Das Beste, was man in solch einer Situation tun kann, ist die Flucht nach vorn: sich mit künstlicher Intelligenz auseinanderzusetzen, experimentieren. Damit man weiss, womit man es zu tun hat und nicht aus Angst oder Unwissen den Anschluss verliert.

Glücklicherweise müssen Unternehmen und Organisationen dies nicht im Alleingang tun, sondern können zusammenspannen. Etwa über Anlaufstellen wie den Verein «LAC2», zu dessen Gründungsmitgliedern auch die Hochschule Luzern gehört. Dort kann man sich im geschützten Rahmen eine Erstberatung von Expertinnen und Experten holen, hat Zugang zu Infrastruktur und einem regionalen Netzwerk mit Zentralschweizer Unternehmen, die bereits erfolgreich mit generativer KI unterwegs sind. «LAC2» zeigt auf, wie man sich mit kleinen Umsetzungen und Prototypen langsam an den Einsatz von künstlicher Intelligenz herantastet.

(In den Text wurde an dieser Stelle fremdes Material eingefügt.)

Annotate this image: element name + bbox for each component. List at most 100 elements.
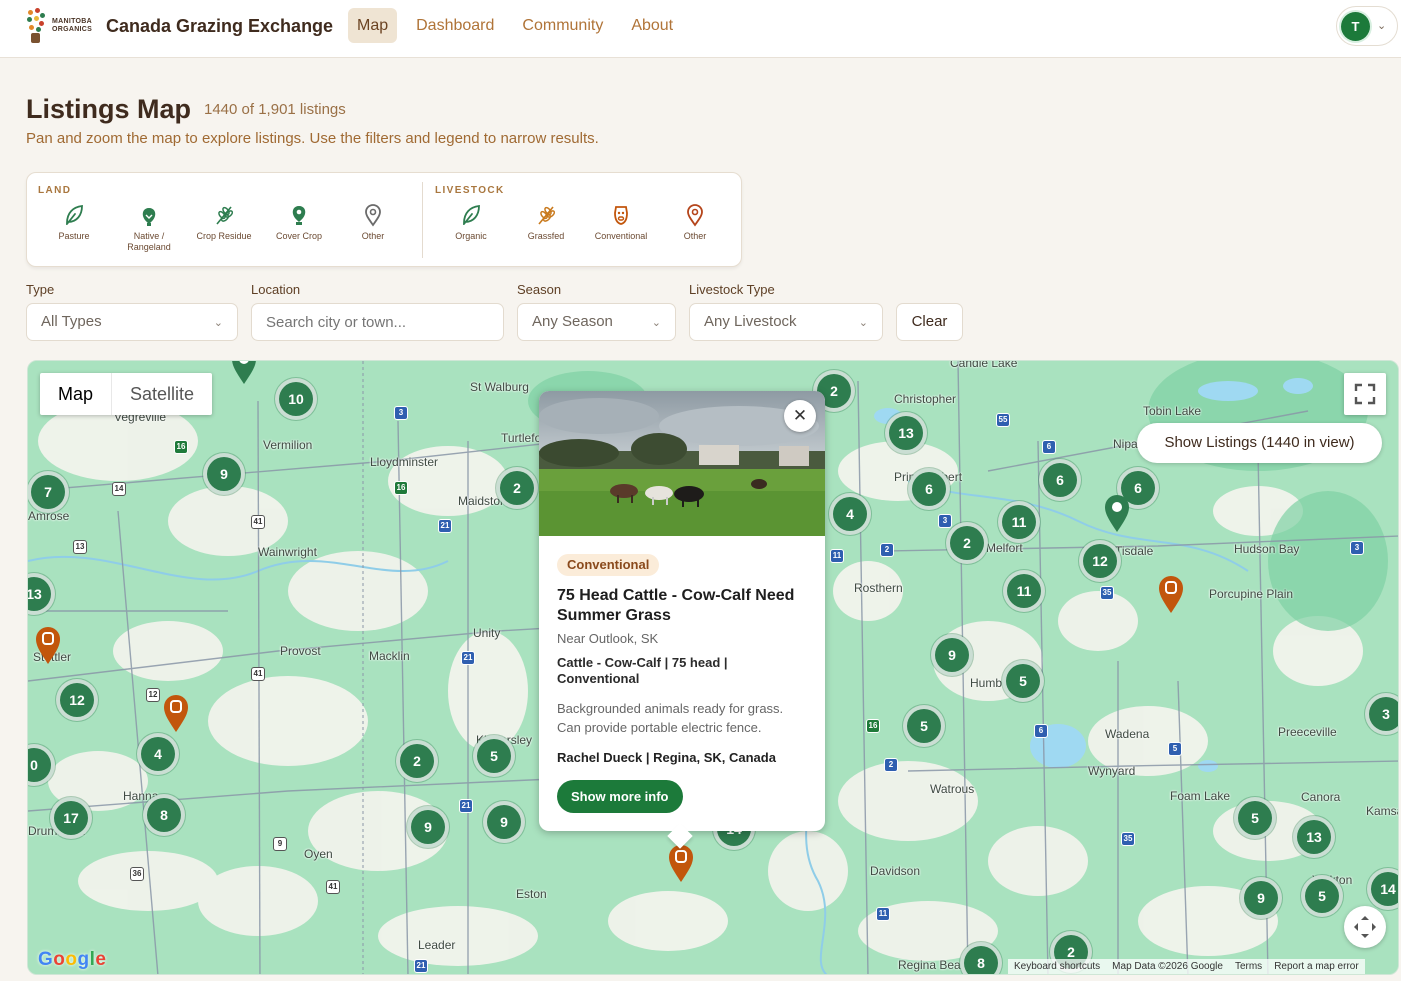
show-listings-button[interactable]: Show Listings (1440 in view) [1137,423,1382,463]
nav-dashboard[interactable]: Dashboard [407,8,503,43]
clear-filters-button[interactable]: Clear [896,303,963,341]
listing-cluster[interactable]: 11 [1003,570,1045,612]
livestock-select-value: Any Livestock [704,313,797,330]
chevron-down-icon: ⌄ [858,317,868,329]
page-title: Listings Map [26,94,192,124]
legend-item-native-rangeland[interactable]: Native / Rangeland [114,207,184,253]
listing-cluster[interactable]: 6 [1039,459,1081,501]
listing-cluster[interactable]: 5 [1002,660,1044,702]
place-label: Canora [1301,790,1341,804]
place-label: Foam Lake [1170,789,1231,803]
listing-cluster[interactable]: 12 [56,679,98,721]
map-type-satellite-button[interactable]: Satellite [112,373,212,415]
listing-cluster[interactable]: 4 [829,493,871,535]
listing-cluster[interactable]: 5 [1301,875,1343,917]
listings-map[interactable]: 3 16 14 16 41 21 13 11 2 3 55 6 35 3 21 … [27,360,1399,975]
legend-item-conventional[interactable]: Conventional [586,203,656,242]
legend-item-cover-crop[interactable]: Cover Crop [264,203,334,242]
legend-item-pasture[interactable]: Pasture [39,203,109,242]
listing-owner: Rachel Dueck | Regina, SK, Canada [557,750,776,765]
highway-shield: 11 [876,907,890,921]
listing-cluster[interactable]: 10 [275,378,317,420]
highway-shield: 9 [273,837,287,851]
livestock-select[interactable]: Any Livestock ⌄ [689,303,883,341]
camera-control-button[interactable] [1344,906,1386,948]
leaf-icon [66,204,83,226]
listing-photo [539,391,825,536]
place-label: Hudson Bay [1234,542,1300,556]
highway-shield: 11 [830,549,844,563]
listing-cluster[interactable]: 13 [1293,816,1335,858]
highway-shield: 12 [146,688,160,702]
type-select[interactable]: All Types ⌄ [26,303,238,341]
conventional-pin-icon[interactable] [667,843,695,883]
listing-cluster[interactable]: 2 [946,522,988,564]
user-menu-button[interactable]: T ⌄ [1336,6,1398,46]
keyboard-shortcuts-link[interactable]: Keyboard shortcuts [1014,959,1100,974]
place-label: Davidson [870,864,921,878]
pasture-pin-icon[interactable] [1103,493,1131,533]
terms-link[interactable]: Terms [1235,959,1262,974]
listing-cluster[interactable]: 6 [908,468,950,510]
listing-cluster[interactable]: 8 [143,794,185,836]
conventional-pin-icon[interactable] [162,693,190,733]
listing-cluster[interactable]: 7 [28,471,69,513]
listing-cluster[interactable]: 12 [1079,540,1121,582]
highway-shield: 6 [1034,724,1048,738]
report-error-link[interactable]: Report a map error [1274,959,1358,974]
place-label: Rosthern [854,581,903,595]
listing-cluster[interactable]: 2 [496,467,538,509]
legend-item-crop-residue[interactable]: Crop Residue [189,203,259,242]
place-label: Lloydminster [370,455,439,469]
highway-shield: 3 [1350,541,1364,555]
listing-cluster[interactable]: 3 [1365,693,1398,735]
legend-label: Organic [455,231,487,241]
listing-cluster[interactable]: 13 [885,412,927,454]
legend-item-organic[interactable]: Organic [436,203,506,242]
grass-icon [142,208,156,226]
map-attribution: Keyboard shortcuts Map Data ©2026 Google… [1008,959,1365,974]
nav-about[interactable]: About [622,8,682,43]
highway-shield: 36 [130,867,144,881]
app-title: Canada Grazing Exchange [106,15,334,36]
highway-shield: 55 [996,413,1010,427]
legend-label: Conventional [594,231,648,241]
show-more-info-button[interactable]: Show more info [557,780,683,813]
highway-shield: 41 [251,667,265,681]
listing-cluster[interactable]: 17 [50,797,92,839]
legend-item-land-other[interactable]: Other [338,203,408,242]
listing-info-popup: ✕ Conventional 75 Head Cattle - Cow-Calf… [539,391,825,849]
nav-community[interactable]: Community [513,8,612,43]
listing-cluster[interactable]: 2 [396,740,438,782]
listing-cluster[interactable]: 9 [407,806,449,848]
cow-icon [614,206,628,225]
listing-count: 1440 of 1,901 listings [204,101,346,118]
location-search-input[interactable] [251,303,504,341]
place-label: Wynyard [1088,764,1136,778]
listing-cluster[interactable]: 11 [998,501,1040,543]
pasture-pin-icon[interactable] [230,360,258,385]
nav-map[interactable]: Map [348,8,398,43]
listing-cluster[interactable]: 9 [1240,877,1282,919]
listing-cluster[interactable]: 9 [931,634,973,676]
highway-shield: 16 [394,481,408,495]
fullscreen-button[interactable] [1344,373,1386,415]
listing-cluster[interactable]: 4 [137,733,179,775]
season-select[interactable]: Any Season ⌄ [517,303,676,341]
place-label: Oyen [304,847,333,861]
listing-cluster[interactable]: 9 [483,801,525,843]
highway-shield: 21 [438,519,452,533]
map-type-map-button[interactable]: Map [40,373,113,415]
close-popup-button[interactable]: ✕ [784,400,816,432]
listing-cluster[interactable]: 9 [203,453,245,495]
brand[interactable]: MANITOBA ORGANICS Canada Grazing Exchang… [26,8,333,44]
listing-cluster[interactable]: 5 [903,705,945,747]
legend-item-grassfed[interactable]: Grassfed [511,203,581,242]
highway-shield: 21 [414,959,428,973]
listing-cluster[interactable]: 5 [1234,797,1276,839]
legend-item-livestock-other[interactable]: Other [660,203,730,242]
conventional-pin-icon[interactable] [34,625,62,665]
listing-cluster[interactable]: 5 [473,735,515,777]
conventional-pin-icon[interactable] [1157,574,1185,614]
season-filter-label: Season [517,282,562,297]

Hauptsache, wir sammeln Erfahrungen und diskutieren mit – als Unternehmen, als Forschende, als Einzelpersonen. Nur so können wir den Wandel, den KI in unsere Welt bringt, auch aktiv mitgestalten.

Die Ökonomin doziert und forscht im Bereich Data Science und ist in dieser Funktion auch Präsidentin von LAC2 (Lucerne AI & Cognitive Community).

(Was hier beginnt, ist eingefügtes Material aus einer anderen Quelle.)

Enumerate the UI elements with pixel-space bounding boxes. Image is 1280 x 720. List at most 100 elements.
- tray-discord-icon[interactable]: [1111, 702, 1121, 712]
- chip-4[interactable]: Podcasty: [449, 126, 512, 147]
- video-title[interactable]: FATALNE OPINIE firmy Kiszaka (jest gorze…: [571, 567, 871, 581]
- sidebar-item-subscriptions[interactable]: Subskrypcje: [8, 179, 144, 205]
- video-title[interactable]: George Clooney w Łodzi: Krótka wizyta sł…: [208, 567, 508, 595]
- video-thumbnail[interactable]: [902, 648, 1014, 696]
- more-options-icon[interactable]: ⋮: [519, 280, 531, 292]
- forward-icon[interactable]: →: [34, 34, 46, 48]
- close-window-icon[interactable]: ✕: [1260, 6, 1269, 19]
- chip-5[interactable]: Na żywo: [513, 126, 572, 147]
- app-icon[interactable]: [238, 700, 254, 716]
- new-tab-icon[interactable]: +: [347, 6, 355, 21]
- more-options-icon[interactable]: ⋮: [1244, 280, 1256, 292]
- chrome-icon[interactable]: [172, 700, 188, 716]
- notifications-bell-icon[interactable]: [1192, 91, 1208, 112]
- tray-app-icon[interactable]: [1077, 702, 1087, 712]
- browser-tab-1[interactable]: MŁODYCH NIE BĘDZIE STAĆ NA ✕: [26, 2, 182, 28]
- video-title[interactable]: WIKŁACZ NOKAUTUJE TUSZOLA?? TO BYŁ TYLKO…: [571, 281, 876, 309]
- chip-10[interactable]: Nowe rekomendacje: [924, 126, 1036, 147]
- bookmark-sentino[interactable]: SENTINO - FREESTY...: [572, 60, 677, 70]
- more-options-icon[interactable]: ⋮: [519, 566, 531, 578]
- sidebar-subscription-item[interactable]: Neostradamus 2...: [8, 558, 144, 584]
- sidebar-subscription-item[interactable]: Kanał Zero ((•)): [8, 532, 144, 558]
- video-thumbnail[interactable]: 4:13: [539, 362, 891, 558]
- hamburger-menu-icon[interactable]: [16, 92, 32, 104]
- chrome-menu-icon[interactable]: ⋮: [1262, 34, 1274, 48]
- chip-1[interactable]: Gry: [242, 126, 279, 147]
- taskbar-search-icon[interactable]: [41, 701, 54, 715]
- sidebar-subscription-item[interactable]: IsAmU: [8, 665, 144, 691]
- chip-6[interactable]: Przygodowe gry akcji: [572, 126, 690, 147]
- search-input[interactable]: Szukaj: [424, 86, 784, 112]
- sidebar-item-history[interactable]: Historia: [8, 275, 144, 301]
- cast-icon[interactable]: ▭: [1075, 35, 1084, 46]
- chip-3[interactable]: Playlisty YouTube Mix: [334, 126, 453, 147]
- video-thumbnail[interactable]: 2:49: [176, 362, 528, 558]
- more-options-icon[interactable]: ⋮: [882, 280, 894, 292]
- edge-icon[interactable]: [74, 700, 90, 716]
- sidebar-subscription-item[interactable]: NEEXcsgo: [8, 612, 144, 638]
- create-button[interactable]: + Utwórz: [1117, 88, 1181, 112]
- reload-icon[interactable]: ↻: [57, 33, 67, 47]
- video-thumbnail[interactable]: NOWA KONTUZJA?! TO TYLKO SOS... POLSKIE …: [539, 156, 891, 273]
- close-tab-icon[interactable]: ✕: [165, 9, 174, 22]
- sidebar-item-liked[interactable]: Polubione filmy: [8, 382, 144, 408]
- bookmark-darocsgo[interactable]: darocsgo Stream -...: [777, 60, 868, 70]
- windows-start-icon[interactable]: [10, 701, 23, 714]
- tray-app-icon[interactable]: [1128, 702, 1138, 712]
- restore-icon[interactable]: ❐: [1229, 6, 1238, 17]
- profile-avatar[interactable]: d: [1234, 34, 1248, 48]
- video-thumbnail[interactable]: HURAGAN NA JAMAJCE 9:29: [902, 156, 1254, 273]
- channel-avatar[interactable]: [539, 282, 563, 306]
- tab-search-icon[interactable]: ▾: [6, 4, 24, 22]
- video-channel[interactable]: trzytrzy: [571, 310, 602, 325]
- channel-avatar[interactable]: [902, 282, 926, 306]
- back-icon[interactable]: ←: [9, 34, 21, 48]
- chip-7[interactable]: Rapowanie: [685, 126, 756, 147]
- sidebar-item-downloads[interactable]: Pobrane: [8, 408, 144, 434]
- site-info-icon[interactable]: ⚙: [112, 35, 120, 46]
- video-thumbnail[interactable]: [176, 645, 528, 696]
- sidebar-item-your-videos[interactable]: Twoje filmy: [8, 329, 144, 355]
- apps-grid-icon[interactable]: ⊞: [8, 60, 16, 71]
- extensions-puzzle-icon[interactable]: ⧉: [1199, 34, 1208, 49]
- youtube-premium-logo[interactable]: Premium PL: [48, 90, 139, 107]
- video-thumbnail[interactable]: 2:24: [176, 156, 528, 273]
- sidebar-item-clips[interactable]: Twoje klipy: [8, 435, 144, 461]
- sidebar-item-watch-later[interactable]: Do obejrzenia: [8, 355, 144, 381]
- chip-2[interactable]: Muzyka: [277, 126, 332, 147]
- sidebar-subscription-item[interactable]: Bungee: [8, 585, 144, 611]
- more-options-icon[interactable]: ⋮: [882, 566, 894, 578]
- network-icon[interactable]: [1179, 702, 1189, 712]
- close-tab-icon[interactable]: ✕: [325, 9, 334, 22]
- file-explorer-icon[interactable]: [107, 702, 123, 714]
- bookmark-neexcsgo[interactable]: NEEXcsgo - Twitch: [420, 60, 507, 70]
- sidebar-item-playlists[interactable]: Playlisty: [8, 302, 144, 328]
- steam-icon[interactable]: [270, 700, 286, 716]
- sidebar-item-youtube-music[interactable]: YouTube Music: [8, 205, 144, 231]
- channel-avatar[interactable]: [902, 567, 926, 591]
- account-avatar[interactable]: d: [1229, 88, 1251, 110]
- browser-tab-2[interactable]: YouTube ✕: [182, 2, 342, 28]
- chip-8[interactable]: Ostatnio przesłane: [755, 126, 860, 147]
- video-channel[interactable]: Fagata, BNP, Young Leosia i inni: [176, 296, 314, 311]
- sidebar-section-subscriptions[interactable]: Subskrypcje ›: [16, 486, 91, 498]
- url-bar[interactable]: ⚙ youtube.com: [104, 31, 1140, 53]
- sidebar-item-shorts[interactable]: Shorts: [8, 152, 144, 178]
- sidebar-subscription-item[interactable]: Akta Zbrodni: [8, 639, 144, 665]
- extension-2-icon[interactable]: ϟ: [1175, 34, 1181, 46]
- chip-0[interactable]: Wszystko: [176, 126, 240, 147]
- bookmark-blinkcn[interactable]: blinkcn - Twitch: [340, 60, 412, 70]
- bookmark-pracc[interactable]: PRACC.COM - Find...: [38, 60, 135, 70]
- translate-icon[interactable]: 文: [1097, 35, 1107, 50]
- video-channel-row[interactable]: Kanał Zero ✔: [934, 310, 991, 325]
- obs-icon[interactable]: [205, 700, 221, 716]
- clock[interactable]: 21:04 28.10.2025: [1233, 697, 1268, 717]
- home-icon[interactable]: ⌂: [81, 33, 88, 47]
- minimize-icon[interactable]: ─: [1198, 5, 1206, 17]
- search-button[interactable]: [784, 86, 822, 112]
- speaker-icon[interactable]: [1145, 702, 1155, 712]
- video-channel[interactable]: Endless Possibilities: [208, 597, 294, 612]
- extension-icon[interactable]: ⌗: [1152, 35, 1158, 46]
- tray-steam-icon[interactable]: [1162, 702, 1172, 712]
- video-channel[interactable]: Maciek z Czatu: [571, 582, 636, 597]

Wie KI uns mit ethischen und philosophischen Fragen konfrontiert

Prof. Dr. Orlando Budelacci

Zur Perspektive von Orlando Budelacci

Im Gegensatz zu anderen technologischen Revolutionen verläuft die Entwicklung von KI Technologie enorm schnell: Wir erleben Innovation und Beschleunigung gleichzeitig. Es braucht jedoch Zeit, neue Kompetenzen zu erwerben, die Veränderungen zu reflektieren und sorgsam in unseren Alltag zu integrieren. Das stellt die Gesellschaft und damit die Hochschule vor ganz neue Herausforderungen. Wir sind gefordert, den Umgang mit neuen Möglichkeiten innert Kürze zu erlernen und dürfen es zugleich nicht versäumen, über deren ethische Grenzen nachzudenken.
In diesem Prozess spielen Hochschulen eine zentrale Rolle, denn sie sind auch Reflexionsorte von Gesellschaft. Mir scheint es wichtig, dass wir als Hochschule experimentieren, kritisch ausloten, Ängste abbauen, Chancen sehen. Wir müssen prüfen, inwiefern wir KI für soziales, ökologisches und menschliches Wohl einsetzen können – und Studierende dazu ermächtigen, die neue Technologie sinnvoll anzuwenden.

Ermächtigung setzt voraus, dass wir KI verstehen und technologisches Grund- lagenwissen bereitstellen. Das soll überall stattfinden, in Forschung, Lehre, Weiterbildung und immer dort, wo sich technologische und ethische Fragen stellen. Auch müssen wir auf problematische Entwicklungen hinweisen, wie beispielsweise den enormen Energieverbrauch von KI und die diskriminierenden Verzerrungen, welche KI-Systeme beinhalten. KI fordert philosophisches Nachdenken ein, denn die neue Technologie zwingt uns Menschen dazu, uns grundlegende Fragen zu stellen. Wie wollen wir in Zukunft leben? Gibt es Grenzen technologischer Möglichkeiten, die wir nicht überschreiten sollten? Was bedeutet es für unser Selbstverständnis als Menschen, wenn Maschinen uns in vielen Fähigkeiten übertreffen? Und nicht zuletzt: Was ist der Mensch?

Der Philosoph und Vizedirektor des Departements Design Film Kunst ist Vorsitzender der HSLU-Ethikkommission.